Glomerular filtration rate (GFR) is a test used by physicians and other medical professionals to see if the kidneys are working correctly. In basic terms, it is a measurement of how much liquid and waste is passing from the blood through the tiny filters in the kidney, called the glomeruli, and out into the urine during each minute. The test measures how much creatinine is in the blood. This shows how well the kidneys are performing. In a normal healthy person the GFR stays close to the same value all of the time. The test is done by taking blood from a person and sending it to a laboratory. Normal values are between 90ml/min and 110ml/min. A value below 60ml/minute means the person has chronic renal disease and a value below 15ml/minute means the person's kidneys have stopped working.
Reasons for doing the test[change | change source]
Measurement of the GFR can be very helpful to medical professionals. It helps them decide if a person has a disease of the kidneys or not. A normal value for GFR is between 90-110ml/min. This will normally go down in older people. It will also go down in people with kidney disease. As well as helping a medical professional diagnose a kidney disease, the GFR is also used to monitor the progress of a disease.
Method of testing[change | change source]
The test begins by taking blood from a person's veins. The most common places are the vein in the elbow and the veins on the back of the hands. People usually feel a sharp stinging pain when the needle enters their skin. After the blood is drawn out, it is sent to a medical laboratory where a laboratory technician calculates the GFR. It is possible to calculate an exact value for the GFR but this is rarely done any more. Most of the time, the value is estimated (this is called an eGFR). The basis for this estimate is a chemical in the blood called creatinine. The calculation may also include things such as gender, age, height, weight, and race. Getting an exact measurement needs more tests and special equipment. Doctors now normally use the estimated GFR with signs, symptoms and the medical history given by the patient to come to a diagnosis. A final diagnosis of kidney disease may sometimes be made by a pathologist using tests such as a kidney biopsy.
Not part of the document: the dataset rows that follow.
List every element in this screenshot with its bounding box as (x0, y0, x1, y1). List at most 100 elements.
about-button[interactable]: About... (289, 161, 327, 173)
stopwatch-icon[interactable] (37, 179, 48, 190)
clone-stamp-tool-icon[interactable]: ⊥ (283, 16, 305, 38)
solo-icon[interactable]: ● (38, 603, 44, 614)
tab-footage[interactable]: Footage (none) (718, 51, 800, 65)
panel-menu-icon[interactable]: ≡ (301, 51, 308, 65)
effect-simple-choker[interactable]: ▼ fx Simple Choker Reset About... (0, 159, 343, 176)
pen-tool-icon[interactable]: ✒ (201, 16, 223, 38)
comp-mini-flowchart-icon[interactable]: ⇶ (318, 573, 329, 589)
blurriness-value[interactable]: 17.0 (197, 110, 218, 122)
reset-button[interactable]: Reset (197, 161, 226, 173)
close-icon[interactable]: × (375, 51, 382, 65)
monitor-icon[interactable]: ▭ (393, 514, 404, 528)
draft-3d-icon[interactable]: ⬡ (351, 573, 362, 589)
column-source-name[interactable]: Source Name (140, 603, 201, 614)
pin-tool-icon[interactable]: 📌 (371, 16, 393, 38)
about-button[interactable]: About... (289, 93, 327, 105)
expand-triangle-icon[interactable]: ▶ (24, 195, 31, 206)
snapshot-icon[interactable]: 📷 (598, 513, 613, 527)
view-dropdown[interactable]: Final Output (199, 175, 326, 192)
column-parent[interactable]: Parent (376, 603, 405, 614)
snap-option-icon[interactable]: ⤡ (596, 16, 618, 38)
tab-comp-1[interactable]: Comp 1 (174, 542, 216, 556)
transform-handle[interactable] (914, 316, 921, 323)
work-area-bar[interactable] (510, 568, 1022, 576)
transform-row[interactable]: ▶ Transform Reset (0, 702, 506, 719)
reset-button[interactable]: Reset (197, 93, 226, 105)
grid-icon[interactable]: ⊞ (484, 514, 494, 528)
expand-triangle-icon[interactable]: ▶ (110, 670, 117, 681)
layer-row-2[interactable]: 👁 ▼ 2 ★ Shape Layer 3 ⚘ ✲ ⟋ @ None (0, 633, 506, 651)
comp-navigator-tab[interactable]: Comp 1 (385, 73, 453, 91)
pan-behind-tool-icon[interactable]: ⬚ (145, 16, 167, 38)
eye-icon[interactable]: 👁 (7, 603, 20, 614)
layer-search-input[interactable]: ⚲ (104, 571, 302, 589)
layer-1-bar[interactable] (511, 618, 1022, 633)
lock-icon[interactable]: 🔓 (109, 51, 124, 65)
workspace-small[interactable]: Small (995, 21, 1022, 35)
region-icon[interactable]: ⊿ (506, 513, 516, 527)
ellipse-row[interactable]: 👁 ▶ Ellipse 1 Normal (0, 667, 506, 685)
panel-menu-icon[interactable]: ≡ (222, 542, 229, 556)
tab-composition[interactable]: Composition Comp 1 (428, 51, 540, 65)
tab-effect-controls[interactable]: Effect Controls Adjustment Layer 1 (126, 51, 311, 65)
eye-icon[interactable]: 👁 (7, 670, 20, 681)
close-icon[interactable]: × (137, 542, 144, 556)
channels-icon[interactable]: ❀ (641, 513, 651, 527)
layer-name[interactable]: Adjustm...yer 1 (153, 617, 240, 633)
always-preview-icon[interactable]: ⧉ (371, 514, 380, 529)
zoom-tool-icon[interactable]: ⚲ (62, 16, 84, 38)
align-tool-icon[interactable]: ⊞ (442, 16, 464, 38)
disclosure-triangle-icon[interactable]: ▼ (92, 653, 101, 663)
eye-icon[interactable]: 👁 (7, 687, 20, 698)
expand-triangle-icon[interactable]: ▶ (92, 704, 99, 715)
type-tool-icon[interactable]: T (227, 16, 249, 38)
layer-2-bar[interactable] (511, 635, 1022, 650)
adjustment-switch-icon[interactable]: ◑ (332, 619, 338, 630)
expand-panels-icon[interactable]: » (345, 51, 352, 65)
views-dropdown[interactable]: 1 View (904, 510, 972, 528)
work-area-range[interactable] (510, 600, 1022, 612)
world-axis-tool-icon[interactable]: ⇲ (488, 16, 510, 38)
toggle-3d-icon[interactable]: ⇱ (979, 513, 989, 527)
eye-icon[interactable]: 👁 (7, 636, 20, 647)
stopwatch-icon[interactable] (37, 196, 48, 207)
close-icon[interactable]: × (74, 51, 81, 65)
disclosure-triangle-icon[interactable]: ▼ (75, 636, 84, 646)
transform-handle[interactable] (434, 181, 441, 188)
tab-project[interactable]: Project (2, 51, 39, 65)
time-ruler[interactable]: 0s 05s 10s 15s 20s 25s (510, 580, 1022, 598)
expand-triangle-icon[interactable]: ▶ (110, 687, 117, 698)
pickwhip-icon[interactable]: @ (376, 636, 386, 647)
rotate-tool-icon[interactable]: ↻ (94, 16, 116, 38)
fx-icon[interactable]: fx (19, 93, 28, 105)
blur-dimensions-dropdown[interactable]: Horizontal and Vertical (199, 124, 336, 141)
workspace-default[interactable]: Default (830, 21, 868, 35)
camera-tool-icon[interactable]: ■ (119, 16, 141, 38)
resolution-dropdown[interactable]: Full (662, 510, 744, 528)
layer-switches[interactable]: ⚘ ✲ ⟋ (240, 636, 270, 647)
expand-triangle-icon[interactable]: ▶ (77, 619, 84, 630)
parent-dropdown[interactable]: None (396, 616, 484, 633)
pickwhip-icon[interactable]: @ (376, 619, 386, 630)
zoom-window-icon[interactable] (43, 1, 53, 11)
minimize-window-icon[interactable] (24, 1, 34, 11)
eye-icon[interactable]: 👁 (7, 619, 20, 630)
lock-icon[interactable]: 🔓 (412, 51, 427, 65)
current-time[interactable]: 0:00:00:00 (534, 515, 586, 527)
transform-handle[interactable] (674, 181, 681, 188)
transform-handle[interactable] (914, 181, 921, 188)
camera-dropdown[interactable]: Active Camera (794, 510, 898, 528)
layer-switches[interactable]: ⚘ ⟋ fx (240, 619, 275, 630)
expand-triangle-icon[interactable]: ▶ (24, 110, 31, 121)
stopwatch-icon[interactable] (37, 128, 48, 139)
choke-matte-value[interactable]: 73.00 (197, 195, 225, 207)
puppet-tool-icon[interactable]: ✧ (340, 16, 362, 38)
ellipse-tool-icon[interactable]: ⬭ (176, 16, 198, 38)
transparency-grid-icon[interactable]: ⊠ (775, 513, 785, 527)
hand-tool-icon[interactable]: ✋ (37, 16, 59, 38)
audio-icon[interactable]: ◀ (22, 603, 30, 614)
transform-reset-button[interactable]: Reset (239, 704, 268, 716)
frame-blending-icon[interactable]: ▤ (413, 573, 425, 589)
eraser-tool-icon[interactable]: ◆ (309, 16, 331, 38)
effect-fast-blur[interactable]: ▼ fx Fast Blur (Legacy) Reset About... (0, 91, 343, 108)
There are some slight risks when this test is done. These include, too much bleeding from the needle entering the skin and vein, blood collecting under the skin, feeling faint, and infection from the skin being pierced by the needle.
Functions that make up the GFR[change | change source]
There are many functions that make up the GFR. These include: nitrogen based waste, sodium (salt), water, potassium, phosphate, and some medicines dissolved in the plasma such as digoxin and gentamicin. Blood pressure, the balance of acids to bases, the release of erythropoietin (a chemical that tells the body to make more red blood cells). The activation of vitamin D1, the formation of glucose in the fasting state, and the creation of peptide hormones (including insulin) all affect the GFR.
Results[change | change source]
A GFR of less than 60ml/minute for three or more months indicates chronic kidney disease. A GFR of less than 15ml/minute indicates full failure of the kidneys. GFR estimates between 60 and 89 mL/minute do not mean a person has chronic kidney disease unless there are other signs of disease. People with either higher than normal amounts of muscle mass, such as bodybuilders or people with lower than normal amounts of muscle mass, such as amputees or people with muscle wasting disorders (when the muscles become less dense than normal) can have GFR test results that do not appear normal, but may still be normal. A medical professional will explain the meaning of any GFR test done on a patient.